Oprócz tego, iż wykonanie wentylatorów Aer P120 pozostawia trochę do życzenia (nierówne malowanie, brzydki plastik), to o pozostałych elementach wizualnych zestawu nie mogę powiedzieć już nic złego. W moim przypadku, gdy zamontowałem chłodnicę na nieprzezroczystym froncie obudowy, wygląd nie stanowił problemu, ale warto wiedzieć, że wentylatory nie jawią się po prostu jako produkt premium. Podobnie zresztą jak podstawki do montażu blokopompki. Jeśli chodzi o budowę, “śmigła” to są to klasyczne konstrukcje z siedmioma, niepołączonymi ze sobą łopatkami, zakończone przewodami 4-pin PWM uraczonymi wytrzymałym oplotem. Za to spory plus. Wentylatory mają wielkość 120 x 120 x 26 mm i montujemy je na chłodnicy o wymiarach 123 x 275 x 30 mm. Aluminiowy radiator wizualnie jest bez zarzutu – pomalowany dokładnie na czarny mat, cieszy obecnością loga NZXT na boku, które wygląda bardzo dobrze, zwłaszcza w towarzystwie pozostałych komponentów tej firmy. Gwoli ścisłości – wentylatory potrafią “rozbujać się” do prędkości 2000 (+300) RPM, zaś blokopompka do 2800 (+300) RPM.

Test NZXT Kraken X53
Dwa wentylatory zakończone 4-pinowym złączem PWM.
Test NZXT Kraken X53
Jakość pokrycia farbą wentylatorów pozostawia nieco do życzenia.

No i właśnie – to blokopompka dzięki swojemu designowi stanowi tu niejako gwóźdź programu.

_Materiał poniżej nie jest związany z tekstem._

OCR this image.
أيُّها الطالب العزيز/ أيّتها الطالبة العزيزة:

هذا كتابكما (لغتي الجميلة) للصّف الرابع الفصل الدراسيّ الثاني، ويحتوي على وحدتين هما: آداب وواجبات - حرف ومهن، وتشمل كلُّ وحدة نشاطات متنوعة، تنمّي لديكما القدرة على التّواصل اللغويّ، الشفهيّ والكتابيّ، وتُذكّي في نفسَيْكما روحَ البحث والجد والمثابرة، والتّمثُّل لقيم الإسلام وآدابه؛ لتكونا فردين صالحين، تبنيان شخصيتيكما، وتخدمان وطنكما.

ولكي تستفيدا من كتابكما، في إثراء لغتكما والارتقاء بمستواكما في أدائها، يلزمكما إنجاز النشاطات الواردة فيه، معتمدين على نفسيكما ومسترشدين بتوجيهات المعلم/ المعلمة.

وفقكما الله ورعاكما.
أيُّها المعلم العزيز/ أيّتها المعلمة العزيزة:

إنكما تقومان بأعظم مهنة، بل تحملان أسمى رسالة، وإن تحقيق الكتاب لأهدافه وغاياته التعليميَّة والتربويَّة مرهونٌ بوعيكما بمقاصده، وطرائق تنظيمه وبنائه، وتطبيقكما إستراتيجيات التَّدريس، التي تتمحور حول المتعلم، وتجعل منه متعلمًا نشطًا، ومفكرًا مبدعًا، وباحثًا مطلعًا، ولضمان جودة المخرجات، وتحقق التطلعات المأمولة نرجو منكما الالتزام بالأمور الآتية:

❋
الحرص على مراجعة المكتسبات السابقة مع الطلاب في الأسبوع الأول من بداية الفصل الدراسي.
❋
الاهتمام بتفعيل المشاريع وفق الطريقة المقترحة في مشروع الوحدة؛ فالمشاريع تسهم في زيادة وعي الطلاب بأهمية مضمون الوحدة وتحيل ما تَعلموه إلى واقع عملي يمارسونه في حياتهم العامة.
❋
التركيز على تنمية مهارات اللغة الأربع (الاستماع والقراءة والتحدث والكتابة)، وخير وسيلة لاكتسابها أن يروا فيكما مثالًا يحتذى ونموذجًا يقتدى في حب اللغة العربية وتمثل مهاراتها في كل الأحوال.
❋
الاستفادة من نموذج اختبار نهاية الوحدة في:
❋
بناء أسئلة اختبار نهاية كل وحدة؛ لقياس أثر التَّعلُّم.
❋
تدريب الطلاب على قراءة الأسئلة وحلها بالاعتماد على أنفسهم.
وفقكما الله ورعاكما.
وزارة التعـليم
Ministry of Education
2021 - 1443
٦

Jest to jedyne podświetlane w zestawie urządzenie, które czaruje nas wyświetlaczem z logo oraz efektem niekończącego się lustra. To zdecydowanie jeden z ładniejszych pomysłów na blokopompkę. Zwłaszcza, że oprogramowanie NZXT CAM proponuje tak wiele trybów iluminacji, które sparowane np. z paskami LED obudowy NZXT H510i (przeczytaj naszą recenzję tej obudowy) robią piorunujące wrażenie. Każdy kto w czasie mojego testowania miał okazję zobaczyć ów “setup” nie krył się z zainteresowaniem. Blokopompkę z radiatorem łączą dwa grube węże pokryte wytrzymałym, nylonowym oplotem. Choć podczas montażu manipulacja nimi może wydawać się trochę uciążliwa (są nazbyt sztywne), to ostatecznie ruchome główki przy blokopompce oraz możliwość zainstalowania jej w dowolnym położeniu sprawia, że zarządzanie wężami nie jest szczególnie uciążliwe. Mają one 40 cm długości, dzięki czemu do wspomnianej już obudowy H510i mieszczą się po prostu idealnie (nie na styk, ale 5 cm więcej mogłoby wywołać problem).

Test NZXT Kraken X53
Logo musi być.
Test NZXT Kraken X53
I owe logo bardzo fajnie prezentuje się już po zamontowaniu chłodzenia.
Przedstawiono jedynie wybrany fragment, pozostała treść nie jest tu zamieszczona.